Time Machine Scheduler

It’s fairly well accepted by most commenters at this point that Time Machine may be one of the biggest features to be part of Leopard. Even those users who managed their own backup solutions – and many still do, including myself – applaud it for making backups both easy and intuitive for the average end user. (I credit it for having dramatically reduced panicked phone calls from friends and family about missing files, and that alone made the effort of updating oh-so worth it.)

However, many of us would also like ways to change the frequency of its backups. By default, Time machine runs once an hour, saving a daily backup at the end of the day and a weekly backup at the end of the week. This behavior continues until the drive it was pointed to is full, at which point it begins to delete the oldest backups. Almost immediately, people wanted a way to change the frequency – even if, like me, half the reason was the annoyance of those bright-blue, flashy LED’s on the external hard drive as it spins up every hour in the middle of the night.

An earlier hint at Mac OSX Hints had users editing a .plist file to change the frequency of backups. This hack consisted of editing com.apple.backupd-auto.plist, specifically the following lines:

StartInterval
3600

A change to that integer value – which is in seconds, by the way – and Time Machine would theoretically back up on your schedule, not Apple’s. However, that seems to cause more problems than it solved, in my experience. Specifically, now Time Machine backs up whenever it likes. (It seems to be about once a day, give or take an hour or so, not once every three hours, as I set it to be.) Upon inspection, it appears that the file’s permissions are broken. Repairing permissions in Disk Utility hangs, and attempting to manually do so, even on a duplicate, causes Finder to crash.
…Let’s just say that method is Not Recommended, then.

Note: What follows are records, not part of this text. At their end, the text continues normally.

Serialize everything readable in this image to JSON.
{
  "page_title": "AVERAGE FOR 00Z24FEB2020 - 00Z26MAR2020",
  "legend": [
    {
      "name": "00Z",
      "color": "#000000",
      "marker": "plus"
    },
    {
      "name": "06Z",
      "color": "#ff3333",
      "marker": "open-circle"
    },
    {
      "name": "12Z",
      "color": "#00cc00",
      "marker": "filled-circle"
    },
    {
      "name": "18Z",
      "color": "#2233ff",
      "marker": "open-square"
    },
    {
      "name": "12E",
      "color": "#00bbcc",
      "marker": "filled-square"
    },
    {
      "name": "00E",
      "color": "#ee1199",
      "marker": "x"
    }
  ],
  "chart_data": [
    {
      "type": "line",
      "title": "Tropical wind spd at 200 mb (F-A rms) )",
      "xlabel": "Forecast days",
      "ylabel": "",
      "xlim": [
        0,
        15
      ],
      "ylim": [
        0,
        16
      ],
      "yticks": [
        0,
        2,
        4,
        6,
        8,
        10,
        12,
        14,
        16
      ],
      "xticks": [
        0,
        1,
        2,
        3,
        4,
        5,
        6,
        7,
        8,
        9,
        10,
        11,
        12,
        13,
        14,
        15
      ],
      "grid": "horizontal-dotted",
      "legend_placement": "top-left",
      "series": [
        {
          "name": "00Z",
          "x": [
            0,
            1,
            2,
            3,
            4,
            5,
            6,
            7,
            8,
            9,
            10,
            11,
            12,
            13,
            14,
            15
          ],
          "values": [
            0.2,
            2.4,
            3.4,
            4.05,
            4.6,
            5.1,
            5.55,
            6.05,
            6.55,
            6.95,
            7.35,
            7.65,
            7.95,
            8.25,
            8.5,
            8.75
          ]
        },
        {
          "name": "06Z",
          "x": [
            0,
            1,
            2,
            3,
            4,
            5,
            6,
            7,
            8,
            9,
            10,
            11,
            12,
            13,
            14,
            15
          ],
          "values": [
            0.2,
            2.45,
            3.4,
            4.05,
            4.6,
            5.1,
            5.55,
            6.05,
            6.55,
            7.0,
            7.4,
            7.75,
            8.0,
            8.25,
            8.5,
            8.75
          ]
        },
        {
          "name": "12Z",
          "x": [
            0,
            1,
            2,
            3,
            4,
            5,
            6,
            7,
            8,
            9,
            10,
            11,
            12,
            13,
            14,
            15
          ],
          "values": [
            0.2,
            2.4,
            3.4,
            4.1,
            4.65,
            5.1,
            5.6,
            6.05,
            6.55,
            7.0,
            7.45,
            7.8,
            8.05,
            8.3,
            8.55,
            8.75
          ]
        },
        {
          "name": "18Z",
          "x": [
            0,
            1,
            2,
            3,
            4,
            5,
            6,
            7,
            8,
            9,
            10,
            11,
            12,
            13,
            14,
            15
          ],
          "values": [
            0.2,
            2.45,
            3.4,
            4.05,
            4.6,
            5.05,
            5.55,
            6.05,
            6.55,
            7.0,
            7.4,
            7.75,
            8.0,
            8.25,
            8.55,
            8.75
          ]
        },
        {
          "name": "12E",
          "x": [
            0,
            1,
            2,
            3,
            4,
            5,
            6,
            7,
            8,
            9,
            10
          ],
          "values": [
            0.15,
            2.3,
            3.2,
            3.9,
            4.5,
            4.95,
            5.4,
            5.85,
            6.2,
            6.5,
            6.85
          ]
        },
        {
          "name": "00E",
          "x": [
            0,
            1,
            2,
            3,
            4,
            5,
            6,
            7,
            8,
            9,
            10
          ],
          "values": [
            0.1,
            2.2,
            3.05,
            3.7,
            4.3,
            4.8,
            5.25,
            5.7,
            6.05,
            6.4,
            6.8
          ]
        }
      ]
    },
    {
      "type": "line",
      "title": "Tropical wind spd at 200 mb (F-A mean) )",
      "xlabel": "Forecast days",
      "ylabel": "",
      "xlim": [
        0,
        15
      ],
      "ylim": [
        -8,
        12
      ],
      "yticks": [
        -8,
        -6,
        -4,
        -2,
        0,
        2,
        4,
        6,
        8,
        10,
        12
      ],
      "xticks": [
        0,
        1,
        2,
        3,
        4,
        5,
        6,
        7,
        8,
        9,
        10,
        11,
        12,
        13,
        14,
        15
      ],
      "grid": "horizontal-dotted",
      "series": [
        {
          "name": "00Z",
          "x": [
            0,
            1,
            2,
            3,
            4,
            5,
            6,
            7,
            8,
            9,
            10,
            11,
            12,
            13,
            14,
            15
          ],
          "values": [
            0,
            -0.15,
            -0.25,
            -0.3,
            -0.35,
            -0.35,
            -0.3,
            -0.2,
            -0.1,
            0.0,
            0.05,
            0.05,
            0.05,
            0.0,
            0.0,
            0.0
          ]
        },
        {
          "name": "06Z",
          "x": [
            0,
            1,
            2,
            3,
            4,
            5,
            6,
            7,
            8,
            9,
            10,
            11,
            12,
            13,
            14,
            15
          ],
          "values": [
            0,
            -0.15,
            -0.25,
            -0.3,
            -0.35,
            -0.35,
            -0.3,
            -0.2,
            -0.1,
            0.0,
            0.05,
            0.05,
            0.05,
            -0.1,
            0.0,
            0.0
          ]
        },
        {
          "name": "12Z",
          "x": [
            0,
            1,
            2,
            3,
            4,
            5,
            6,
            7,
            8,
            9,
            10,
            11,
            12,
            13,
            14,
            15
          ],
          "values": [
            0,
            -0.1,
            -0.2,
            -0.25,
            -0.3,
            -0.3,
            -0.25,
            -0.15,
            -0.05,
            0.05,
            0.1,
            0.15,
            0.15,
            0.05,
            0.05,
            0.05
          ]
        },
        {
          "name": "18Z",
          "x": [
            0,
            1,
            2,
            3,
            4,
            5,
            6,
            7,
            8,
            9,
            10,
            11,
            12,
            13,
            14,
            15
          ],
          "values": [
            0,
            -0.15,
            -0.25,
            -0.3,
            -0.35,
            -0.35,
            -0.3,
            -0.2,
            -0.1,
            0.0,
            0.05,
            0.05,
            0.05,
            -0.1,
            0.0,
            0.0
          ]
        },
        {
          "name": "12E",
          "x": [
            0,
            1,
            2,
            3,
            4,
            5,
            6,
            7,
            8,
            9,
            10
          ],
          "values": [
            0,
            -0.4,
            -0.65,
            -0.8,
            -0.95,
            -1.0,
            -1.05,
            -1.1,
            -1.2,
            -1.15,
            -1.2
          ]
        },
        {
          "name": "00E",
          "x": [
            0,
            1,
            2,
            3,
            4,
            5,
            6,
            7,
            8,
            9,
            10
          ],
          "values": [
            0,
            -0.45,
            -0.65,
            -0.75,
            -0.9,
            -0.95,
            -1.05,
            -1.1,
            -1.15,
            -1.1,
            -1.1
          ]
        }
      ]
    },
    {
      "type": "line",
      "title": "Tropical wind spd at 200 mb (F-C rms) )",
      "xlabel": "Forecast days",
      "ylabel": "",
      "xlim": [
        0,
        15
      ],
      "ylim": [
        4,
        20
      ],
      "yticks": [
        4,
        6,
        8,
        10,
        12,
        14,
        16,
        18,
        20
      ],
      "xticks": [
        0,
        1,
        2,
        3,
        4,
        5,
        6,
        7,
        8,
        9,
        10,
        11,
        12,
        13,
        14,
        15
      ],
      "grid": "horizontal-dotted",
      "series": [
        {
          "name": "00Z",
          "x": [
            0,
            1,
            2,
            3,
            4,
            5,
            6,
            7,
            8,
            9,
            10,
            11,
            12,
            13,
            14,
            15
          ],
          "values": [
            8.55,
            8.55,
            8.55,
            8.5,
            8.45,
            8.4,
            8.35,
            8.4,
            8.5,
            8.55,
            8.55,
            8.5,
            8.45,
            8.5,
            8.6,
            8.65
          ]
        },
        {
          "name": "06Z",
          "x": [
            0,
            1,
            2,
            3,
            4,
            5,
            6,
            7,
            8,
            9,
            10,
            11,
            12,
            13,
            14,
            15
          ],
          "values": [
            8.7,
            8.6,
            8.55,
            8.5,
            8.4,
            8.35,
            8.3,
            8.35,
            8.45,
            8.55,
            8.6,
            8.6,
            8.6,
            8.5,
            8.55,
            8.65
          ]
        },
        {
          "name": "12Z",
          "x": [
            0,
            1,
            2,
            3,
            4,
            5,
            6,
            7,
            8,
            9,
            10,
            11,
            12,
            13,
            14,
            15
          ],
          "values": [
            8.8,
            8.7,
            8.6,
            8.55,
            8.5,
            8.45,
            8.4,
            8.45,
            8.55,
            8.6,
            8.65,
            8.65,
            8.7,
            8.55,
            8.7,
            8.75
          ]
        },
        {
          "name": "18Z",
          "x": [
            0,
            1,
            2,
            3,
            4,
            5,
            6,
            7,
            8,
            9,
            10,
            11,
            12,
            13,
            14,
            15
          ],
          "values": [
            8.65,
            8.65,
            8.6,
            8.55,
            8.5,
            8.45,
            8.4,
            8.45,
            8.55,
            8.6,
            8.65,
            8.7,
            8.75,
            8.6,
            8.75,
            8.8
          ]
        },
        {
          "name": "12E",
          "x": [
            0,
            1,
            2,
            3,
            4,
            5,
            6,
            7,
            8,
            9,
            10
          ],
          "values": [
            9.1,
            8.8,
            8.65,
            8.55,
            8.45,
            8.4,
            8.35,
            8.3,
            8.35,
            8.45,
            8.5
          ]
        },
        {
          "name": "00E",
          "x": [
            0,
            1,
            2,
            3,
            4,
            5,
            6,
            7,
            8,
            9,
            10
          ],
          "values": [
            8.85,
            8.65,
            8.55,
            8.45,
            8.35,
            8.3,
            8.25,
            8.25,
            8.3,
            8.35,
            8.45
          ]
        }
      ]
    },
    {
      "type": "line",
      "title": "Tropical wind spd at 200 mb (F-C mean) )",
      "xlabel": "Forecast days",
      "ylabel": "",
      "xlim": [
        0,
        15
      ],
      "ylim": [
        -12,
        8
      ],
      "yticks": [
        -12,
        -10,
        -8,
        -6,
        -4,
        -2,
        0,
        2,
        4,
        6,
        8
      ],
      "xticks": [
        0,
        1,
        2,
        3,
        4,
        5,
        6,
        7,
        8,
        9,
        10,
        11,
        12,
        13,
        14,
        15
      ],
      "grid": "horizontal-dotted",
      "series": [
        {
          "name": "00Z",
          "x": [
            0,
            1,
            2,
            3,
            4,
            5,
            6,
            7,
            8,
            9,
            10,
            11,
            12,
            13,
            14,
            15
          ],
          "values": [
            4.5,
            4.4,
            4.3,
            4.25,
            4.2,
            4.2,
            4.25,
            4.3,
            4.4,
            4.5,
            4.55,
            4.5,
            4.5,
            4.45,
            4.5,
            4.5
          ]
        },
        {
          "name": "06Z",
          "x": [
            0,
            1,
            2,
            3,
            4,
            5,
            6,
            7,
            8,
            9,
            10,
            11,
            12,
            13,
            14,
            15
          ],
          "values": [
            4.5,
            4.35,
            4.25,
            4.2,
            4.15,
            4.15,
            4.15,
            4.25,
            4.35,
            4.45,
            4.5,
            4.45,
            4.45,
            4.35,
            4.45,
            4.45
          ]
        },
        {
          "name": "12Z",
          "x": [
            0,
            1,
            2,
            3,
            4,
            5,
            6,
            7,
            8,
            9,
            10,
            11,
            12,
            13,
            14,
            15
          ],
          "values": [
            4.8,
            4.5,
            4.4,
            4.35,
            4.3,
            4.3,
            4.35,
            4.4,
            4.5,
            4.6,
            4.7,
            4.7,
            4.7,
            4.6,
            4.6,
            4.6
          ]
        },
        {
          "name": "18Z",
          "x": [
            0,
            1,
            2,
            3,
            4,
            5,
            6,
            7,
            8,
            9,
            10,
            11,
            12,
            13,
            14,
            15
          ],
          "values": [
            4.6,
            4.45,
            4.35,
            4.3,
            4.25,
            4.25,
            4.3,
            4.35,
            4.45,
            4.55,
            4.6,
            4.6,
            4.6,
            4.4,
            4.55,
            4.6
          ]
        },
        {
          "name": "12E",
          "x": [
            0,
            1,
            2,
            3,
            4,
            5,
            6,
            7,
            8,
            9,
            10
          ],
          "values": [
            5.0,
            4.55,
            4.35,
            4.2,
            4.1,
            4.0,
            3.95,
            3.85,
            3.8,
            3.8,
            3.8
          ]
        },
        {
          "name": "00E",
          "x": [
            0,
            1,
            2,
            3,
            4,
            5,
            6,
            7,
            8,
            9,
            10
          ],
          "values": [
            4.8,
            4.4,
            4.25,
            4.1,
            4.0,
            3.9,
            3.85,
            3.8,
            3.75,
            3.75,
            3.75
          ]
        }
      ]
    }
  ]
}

Alternatively, there is now this – Time Machine Scheduler.  Time Machine Scheduler does not meddle with the .plist files – it simply runs its own daemon to create a backup.  It can be set for any length of time between 1 and 12 hours, as well as optionally running a backup upon loading.  You have the option of either installing Scheduler and its daemon, in which case you do not need to open TMS, or simply running it from the .app when you want to make a backup. It is also fully compatible with existing Time Machine backups – the preference pane will show that Time Machine is off, but it reads the TMS-created backup and date of last backup without trouble.

There is also the option to mount and unmount the Time Machine backup drive automatically, although I have not tested this.  (I have a partitioned drive, and the other partitions are in frequent use, so I don’t bother.)

tms.png

This method works very well for me, at a reliable three hours.  It takes the same amount of time to run backups, as well as to load and unload the normal Time Machine interface, and, thank heavens, it actually does it every three hours.  Why Apple didn’t include the option to change the backup frequency all along boggles me.

I will note that a third way to do this is to use Lingon to edit the plist files.  I have not tried it, but I thought I would mention it, for  those who might be interested.  How about you?  Have you tried Lingon?  Time Machine Scheduler?  Did the original .plisthack work for you?

(Time Machine Scheduler and Lingon are both free utilities, available at the links above.)